Unfortunately, our brains are not good at assessing risks.
Maskless young people now pack bars. Texas Governor Greg Abbott opened up his state fully. As his announcement reveals, many people may now engage in risk compensation, whereby they behave in riskier ways if they have taken measures that they feel are protective. Seat belt use, for instance, has not reduced car accidents, since drivers wearing seat belts then compensate and drive faster or less carefully. Sunscreen use has raised melanoma rates, since users feel they can now stay longer in the sun.
Vaccines are essential but do not completely eliminate risks. The Pfizer and Moderna vaccines are around 95 percent effective; the Johnson & Johnson vaccine is about 85% effective at reducing severe disease. These are all impressive for vaccines, but not guarantees of safety. Of 20 people who receive the Pfizer or Moderna shots, one could still acquire COVID-19 and in rare cases become sick. A very few fully vaccinated individuals have been hospitalized with a severe case of the disease.
COVID-19 and other viruses also mutate rapidly. Every day, billions of cells in millions of people make copies of the virus, and occasionally tiny changes in the DNA occur, some of which elude our defenses and vaccines. Current vaccines may not end up protecting against all these mutations. Hopefully, we will always stay ahead of this shifty virus, but Nature often outwits us.
Researchers are also unsure how long antibodies produced by the vaccine will linger and whether people who got shots could still become infected and transmit the virus, even if they don’t feel ill.
Our brains evolved to face simple risks—whether a particular plant is safe to eat or not. But today, far more nuanced and intricate threats confront us. Neurocognitively, we gauge risks using so-called fast-thinking—basically gut feelings. As the anthropologist Mary Douglas described in her classic book, Purity and Danger, individuals tend to split the world into two domains—“safe” and “risky”—what is dangerous and to be avoided vs. not, or good vs. bad. Yet our minds make these dichotomies simplistically and don’t deal well with ambiguities or possibilities of relative safety. We tend to see situations as either completely safe or unsafe, rather than as partially safe or relatively safer.
Public health officials have long appreciated such complex realities and hence encouraged “harm reduction” strategies. For several years, for instance, opioid addicts commonly shared needles when they injected these drugs into their veins, transmitting HIV and hepatitis, causing medically and financially costly disease and death. Our government has spent hundreds of millions of dollars trying to stop addiction, but with limited success. Opioid addiction has in fact burgeoned. Research showed that giving addicts clean needles could at least stop HIV spread. Unfortunately, many states have vehemently opposed this strategy, arguing that it would fuel opioid use. Yet the evidence clearly proves that this strategy works, dramatically dropping HIV spread without abetting addiction.

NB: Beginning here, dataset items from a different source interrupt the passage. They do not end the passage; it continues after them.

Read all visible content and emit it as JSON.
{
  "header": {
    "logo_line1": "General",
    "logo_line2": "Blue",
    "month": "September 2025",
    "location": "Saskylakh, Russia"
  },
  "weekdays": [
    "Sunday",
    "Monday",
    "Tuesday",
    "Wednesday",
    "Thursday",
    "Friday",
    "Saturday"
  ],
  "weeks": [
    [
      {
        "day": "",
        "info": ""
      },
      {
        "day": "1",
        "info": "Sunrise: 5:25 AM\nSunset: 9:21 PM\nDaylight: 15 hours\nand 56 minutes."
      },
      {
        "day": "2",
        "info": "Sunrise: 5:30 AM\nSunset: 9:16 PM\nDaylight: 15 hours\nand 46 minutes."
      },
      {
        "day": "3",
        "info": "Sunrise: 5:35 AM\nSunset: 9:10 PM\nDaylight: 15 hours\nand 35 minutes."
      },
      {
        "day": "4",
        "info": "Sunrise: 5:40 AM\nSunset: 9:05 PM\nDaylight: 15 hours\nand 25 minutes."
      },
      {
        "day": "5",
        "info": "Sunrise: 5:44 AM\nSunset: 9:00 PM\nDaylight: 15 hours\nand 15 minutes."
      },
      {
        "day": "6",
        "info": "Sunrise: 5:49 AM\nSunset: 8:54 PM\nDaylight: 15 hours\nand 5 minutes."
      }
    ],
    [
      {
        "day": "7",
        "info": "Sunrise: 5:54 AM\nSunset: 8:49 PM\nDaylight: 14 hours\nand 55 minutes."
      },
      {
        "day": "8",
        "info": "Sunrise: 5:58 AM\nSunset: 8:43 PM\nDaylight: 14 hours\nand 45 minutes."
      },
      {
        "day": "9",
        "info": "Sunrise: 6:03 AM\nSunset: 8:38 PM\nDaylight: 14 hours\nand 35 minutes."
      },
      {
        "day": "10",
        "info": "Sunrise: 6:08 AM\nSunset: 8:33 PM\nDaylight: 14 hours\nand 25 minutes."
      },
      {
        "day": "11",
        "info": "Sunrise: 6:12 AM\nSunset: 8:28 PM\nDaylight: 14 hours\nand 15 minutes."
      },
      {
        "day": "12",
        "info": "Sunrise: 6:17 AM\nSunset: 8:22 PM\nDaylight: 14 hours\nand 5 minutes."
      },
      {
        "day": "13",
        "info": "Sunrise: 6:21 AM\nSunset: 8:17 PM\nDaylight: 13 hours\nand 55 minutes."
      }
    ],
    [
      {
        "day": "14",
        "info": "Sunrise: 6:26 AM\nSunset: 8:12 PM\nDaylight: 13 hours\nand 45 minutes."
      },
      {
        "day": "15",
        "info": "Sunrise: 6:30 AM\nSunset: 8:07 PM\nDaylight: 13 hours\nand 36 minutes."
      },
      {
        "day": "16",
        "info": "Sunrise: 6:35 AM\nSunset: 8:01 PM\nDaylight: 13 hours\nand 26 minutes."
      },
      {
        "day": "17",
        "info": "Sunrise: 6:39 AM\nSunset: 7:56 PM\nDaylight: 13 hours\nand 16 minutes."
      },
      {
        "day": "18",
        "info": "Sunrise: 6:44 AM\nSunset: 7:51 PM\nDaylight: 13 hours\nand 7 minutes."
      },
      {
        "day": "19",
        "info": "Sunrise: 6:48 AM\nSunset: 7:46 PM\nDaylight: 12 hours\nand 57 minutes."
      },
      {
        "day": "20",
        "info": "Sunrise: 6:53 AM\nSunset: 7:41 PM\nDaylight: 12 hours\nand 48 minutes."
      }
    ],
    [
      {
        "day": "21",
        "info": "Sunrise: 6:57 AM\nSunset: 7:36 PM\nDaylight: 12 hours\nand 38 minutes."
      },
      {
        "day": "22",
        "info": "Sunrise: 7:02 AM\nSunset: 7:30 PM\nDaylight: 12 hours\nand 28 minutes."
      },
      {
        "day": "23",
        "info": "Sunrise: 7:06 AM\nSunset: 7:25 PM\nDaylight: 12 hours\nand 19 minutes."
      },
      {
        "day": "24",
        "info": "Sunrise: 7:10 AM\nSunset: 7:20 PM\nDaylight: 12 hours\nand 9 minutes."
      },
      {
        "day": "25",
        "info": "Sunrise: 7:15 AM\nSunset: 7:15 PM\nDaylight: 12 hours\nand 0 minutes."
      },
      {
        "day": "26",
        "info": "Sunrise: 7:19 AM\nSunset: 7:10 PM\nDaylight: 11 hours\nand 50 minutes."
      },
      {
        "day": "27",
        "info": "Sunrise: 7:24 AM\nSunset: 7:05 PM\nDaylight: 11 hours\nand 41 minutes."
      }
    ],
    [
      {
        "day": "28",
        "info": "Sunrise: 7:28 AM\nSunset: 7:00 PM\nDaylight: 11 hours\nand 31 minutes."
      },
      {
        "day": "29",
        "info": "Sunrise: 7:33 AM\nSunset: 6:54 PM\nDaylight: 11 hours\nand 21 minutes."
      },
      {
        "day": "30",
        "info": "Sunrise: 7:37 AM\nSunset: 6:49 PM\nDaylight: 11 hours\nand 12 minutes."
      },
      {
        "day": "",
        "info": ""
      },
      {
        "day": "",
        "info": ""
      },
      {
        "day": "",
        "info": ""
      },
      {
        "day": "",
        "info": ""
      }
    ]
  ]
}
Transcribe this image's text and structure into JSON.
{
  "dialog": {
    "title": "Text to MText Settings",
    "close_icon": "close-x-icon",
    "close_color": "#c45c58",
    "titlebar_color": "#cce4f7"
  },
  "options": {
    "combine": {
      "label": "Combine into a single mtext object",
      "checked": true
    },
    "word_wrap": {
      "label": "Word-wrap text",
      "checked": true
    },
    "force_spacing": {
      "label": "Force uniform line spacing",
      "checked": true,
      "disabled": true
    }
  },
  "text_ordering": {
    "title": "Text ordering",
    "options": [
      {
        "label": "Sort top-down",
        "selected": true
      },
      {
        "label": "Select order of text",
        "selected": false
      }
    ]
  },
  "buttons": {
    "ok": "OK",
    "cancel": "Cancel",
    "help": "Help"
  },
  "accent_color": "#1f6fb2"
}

Still, these concepts of relative risks, of lowering but not eradicating threats can lead to clashes with our desires for situations that are all good or all bad.
Increasingly, we will all confront intricate decisions that are not black-and-white but varying shades of gray. We wall want to feel completely safe against COVID-19, but will end up accepting and adapting to far more complex realities.
We urgently need to enhance public awareness of these issues, through appropriate public health messaging campaigns by the media and government officials, and remain cautious with our families, friends, and co-workers.
I got more information about the birthday party and found that all attendees would in fact be fully vaccinated beforehand. I decided to go to the beach, but will drive, not fly, and will continue to wear a mask and maintain social distance.
I hope to receive more invitations, but I am not sure how I will respond.